Dans le même esprit bien sûr, toute la culture « sexe drogue et rock’n’roll » de la génération du Baby-Boom a eu un seul but : abrutir la jeunesse et pour plusieurs générations, répandre le consumérisme, l’hédonisme et le nihilisme, détourner et canaliser ainsi toutes ses énergies : il faut se transformer en canal, en Ipod (cosse de l’oignon, en anglais), en tube (you…tube ?). Cette possession – ou connexion – induit bien sûr la référence au satanisme, qui a été évidente dans la musique heavy metal puis dans la littérature pour enfants (Harry Potter, War Craft, et tout le reste) et la culture pop contemporaine via des bourriques comme Rihanna, Gaga ou Beyonce qu’un œil expert comme celui de Daniel Estulin invite à voir d’un autre œil avec leur symbolisme maçon.

Dans son beau discours de Harvard, Soljenitsyne parle des « musiques insupportables » qui nous envahissent et nous abêtissent de tous côtés. L’auteur du Petit Prince Antoine de Saint-Exupéry s’était fait insulter pour avoir écrit que l’on pouvait écouter du Mozart à l’usine… mais en Union Soviétique. Ce n’est pas un hasard d’ailleurs si dans les films hollywoodiens ou franchouillards les nazis et les tortionnaires sont présentés comme des hommes cultivés (cf. Hannibal, Shutter Island, Opération corned-beef). Pour être bien intégré il faut être crétin. Le cinéma intelligent et artistique était d’ailleurs depuis longtemps réservé aux maîtres russes comme Tarkovsky, Paradjanov ou Sokurov ! Et la critique a fait après la guerre, de Bogart et son chapeau, notre Ulysse.

Le désarmement moral de la culture de masse américaine est allé de pair avec les délocalisations et la désindustrialisation forcée. On a ainsi liquidé avec les syndicats les risques de mobilisation populaire et on a dispersé tout le monde avec l’automobile (Mumford). Mais le grand outil de l’arme silencieuse est resté la télévision, avec sa propagande et ses pseudo-événements décrits par Boorstyn. Comme le cinéma, mais en permanence, la télévision fournit un modèle mimétique. Il faut créer le troupeau d’animaux bien dociles, comme disait Céline. L’offensive fut menée par la publicité, issue de la propagande de guerre de Edouard Bernays, puis par l’école de Francfort et par exemple sa chasse systématique à la figure autoritaire. On a ainsi promu comme l’écrit Adorno la figure de l’homosexuel, on a crétinisé le père de famille, on a transformé la femme en modèle Bovary de série, éternellement endettée, enamourée et divorcée, on a créé l’ado rebelle (conforme) insatisfait et demeuré avec sa casquette retournée ; revoyez l’équipée sauvage de Brando qui remplace dès 1953, avec le suicidaire James Dean, les héros traditionnels comme John Wayne et James Stewart. On a détruit la famille puis l’idée de nation, jugée fascisante par les banquiers, et enfin celle de civilisation. On ne parlera pas de la race ou du sexe puisqu’ils n’ont (heureusement) jamais existé…

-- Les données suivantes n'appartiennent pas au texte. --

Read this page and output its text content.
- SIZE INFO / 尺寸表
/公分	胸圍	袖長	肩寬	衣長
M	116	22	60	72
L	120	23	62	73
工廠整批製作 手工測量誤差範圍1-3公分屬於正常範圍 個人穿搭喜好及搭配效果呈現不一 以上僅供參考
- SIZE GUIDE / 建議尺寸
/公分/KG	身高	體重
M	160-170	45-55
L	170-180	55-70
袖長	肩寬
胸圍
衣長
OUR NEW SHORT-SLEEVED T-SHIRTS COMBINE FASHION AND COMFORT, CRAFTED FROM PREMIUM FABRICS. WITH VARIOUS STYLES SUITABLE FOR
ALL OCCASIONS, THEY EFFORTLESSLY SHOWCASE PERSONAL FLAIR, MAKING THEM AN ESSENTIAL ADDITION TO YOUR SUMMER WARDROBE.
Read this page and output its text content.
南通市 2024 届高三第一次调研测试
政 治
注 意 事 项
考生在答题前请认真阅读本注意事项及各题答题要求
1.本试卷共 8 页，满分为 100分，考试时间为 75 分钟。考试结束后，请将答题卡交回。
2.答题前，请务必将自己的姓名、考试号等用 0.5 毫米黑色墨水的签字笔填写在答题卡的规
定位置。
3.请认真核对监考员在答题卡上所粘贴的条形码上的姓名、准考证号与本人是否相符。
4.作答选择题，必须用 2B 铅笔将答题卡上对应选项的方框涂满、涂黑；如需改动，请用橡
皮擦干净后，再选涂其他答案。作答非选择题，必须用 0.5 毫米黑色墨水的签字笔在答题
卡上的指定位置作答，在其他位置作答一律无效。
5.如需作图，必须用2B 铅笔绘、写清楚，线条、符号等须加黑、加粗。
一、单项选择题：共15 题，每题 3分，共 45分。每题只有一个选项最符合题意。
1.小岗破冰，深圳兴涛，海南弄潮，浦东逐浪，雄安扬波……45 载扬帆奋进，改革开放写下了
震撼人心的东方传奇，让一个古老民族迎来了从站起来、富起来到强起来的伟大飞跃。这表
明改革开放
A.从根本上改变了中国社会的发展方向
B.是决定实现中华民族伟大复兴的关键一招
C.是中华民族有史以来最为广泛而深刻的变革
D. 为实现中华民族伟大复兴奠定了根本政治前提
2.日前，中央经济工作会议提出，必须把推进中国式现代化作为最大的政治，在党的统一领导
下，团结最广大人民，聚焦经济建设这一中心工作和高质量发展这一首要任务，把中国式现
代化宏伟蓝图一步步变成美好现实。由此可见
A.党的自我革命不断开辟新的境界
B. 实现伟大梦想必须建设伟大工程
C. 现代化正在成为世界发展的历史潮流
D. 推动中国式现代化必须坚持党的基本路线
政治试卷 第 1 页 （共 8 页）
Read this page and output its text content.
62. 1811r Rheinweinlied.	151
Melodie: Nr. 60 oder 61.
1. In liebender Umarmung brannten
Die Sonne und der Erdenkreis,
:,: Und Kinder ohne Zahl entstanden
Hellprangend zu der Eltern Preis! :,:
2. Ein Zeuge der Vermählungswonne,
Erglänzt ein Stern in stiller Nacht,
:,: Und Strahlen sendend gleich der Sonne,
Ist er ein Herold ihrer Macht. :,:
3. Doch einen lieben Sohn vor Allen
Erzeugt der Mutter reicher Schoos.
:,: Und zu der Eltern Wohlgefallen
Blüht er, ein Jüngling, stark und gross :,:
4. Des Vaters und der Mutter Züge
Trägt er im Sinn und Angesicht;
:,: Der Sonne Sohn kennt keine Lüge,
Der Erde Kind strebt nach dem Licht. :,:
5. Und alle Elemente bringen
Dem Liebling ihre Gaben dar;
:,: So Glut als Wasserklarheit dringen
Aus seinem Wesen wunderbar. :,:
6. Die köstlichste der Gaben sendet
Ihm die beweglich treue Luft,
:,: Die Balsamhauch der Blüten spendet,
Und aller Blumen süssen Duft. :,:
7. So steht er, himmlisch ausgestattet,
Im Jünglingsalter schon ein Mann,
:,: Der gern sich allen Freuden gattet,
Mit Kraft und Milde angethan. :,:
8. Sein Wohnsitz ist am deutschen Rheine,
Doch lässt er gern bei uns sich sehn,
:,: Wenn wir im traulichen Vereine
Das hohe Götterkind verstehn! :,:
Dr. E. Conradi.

Pour liquider la contestation de type communiste, il fallait inciter à une perte de temps et à un désordre mental. Lucien Cerise rappelle que l’on a créé le modèle du jeune voyageur qui veut découvrir le monde, ses plages, ses drogues, ses bières et toutes ses excursions sexuelles ! Pensez à Kerouac, à la génération très crétine du routard qui gesticulait pour rien (revoir dans cet esprit la balade inepte des deux motards junkies d’Easy rider). Cette bougeotte sans but (Di Caprio toujours, dans The Beach) ne vaut pas mieux que la geste clownesque du touriste massifié qui clique tout le temps sur son appareil numérique dans un paysage réifié et recyclé.

La culture comme arme de destruction massive est plus redoutable que les bombardements. Elle est le bombardement ultime. Elle nous sépare de notre histoire, de notre espace, de notre prochain, de nos compatriotes. Elle crée un « avatar » d’individu en marge de ce monde et prêt à être capté par la matrice technologique du commerce américain qui peut ainsi imposer partout ses projets, ses guerres et ses jouets transformés. L’usine à rêve prépare la prisonplanet.com et le camp de concentration indolore dont parlait Aldous Huxley vingt après son Meilleur des mondes. Et la matrice virale américaine est difficile à substituer aujourd’hui car elle a envahi tous les réseaux, tous les cerveaux. Ce n’est qu’en étant armé moralement contre elle que l’on peut s’en défendre – avec son âme, sa famille, sa classe et sa nation.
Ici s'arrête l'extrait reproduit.